Hi, love the article. You mention in the article that a hardware mechanism for t...

Sesse__ · 2025-02-17T18:38:14 1739817494

Intel PT is indeed useful (although very, very slow compared to regular sampling profiling), but there's hardly any CPUs that actually implement PTWRITE. (IIRC there's some obscure Xeon or something?)

Typically you get a cycle count every six branches, give or take.

yosefk · 2025-02-17T18:46:32 1739817992

Sampling profilers are indeed very low-overhead, however they can't help debug tail latency, for which tracing profilers are indispensable:

https://yosefk.com/blog/profiling-in-production-with-functio...

https://danluu.com/perf-tracing/

Regarding the slowdown - magic-trace reports 2-10% slowdowns which IMO is actually fine even for production (unless this adds up to a huge dollar cost, for most people it won't) since in return for this you are actually capable to debug the rare slowdowns which are the worst part of your user experience.

However, the hardware feature that I propose (https://yosefk.com/blog/profiling-in-production-with-functio...) would likely have lower overhead since it relies on software issuing tracing instructions, eg at each function entry & exit (rather than any control flow change), and it could be variously selective (eg exclude short functions without loops; and/or you could configure the hardware to ignore short calls. BTW maybe you can with Intel Performance Trace, too, I'm just not really familiar with it.)

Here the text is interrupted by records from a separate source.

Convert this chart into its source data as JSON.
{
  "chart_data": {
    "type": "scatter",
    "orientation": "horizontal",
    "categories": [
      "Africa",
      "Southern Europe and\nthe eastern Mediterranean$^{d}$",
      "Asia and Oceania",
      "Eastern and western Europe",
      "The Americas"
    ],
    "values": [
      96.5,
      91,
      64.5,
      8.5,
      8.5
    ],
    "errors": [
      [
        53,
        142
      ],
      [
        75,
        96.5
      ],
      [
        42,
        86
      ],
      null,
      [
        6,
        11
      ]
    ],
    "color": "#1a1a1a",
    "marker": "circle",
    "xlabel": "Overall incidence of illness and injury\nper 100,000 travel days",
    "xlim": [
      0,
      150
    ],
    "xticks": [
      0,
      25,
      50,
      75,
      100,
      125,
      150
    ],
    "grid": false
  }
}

yosefk · 2025-02-17T18:40:24 1739817624

I discuss Intel Performance Trace in the writeup where I propose my much simpler hardware support for tracing: https://yosefk.com/blog/profiling-in-production-with-functio...

Like I said there, I'm frankly shocked that all CPUs haven't raced to implement similar features, that magic-trace which is built on top of Intel Performance Trace isn't used more widely, and that developers aren't insisting on running under magic-trace in production and requiring to deploy on Intel servers for that purpose.

The extension I propose is much simpler, and seems similar to what PTWRITE would do if it was the only feature in Intel Performance Trace. I have a lot of experience in chip architecture, and I believe that every CPU maker and every chip maker can support this easily - much more so than full feature parity with Intel Performance Trace. I hope they will!

nwlieb · 2025-02-17T18:57:34 1739818654

One concern with PTWRITE is that it is somewhat "slow," at least according to this: https://community.intel.com/t5/Processors/Intel-Processor-Tr...

I wonder if this is a general issue relating to memory ordering or out-of-order execution, or whether this can be implemented more efficiently in a different extension.

Thank you for the linked article! Agreed on the huge potential for using these tools in production. The community could definitely benefit (even indirectly) by pushing for this kind of instruction set more widely.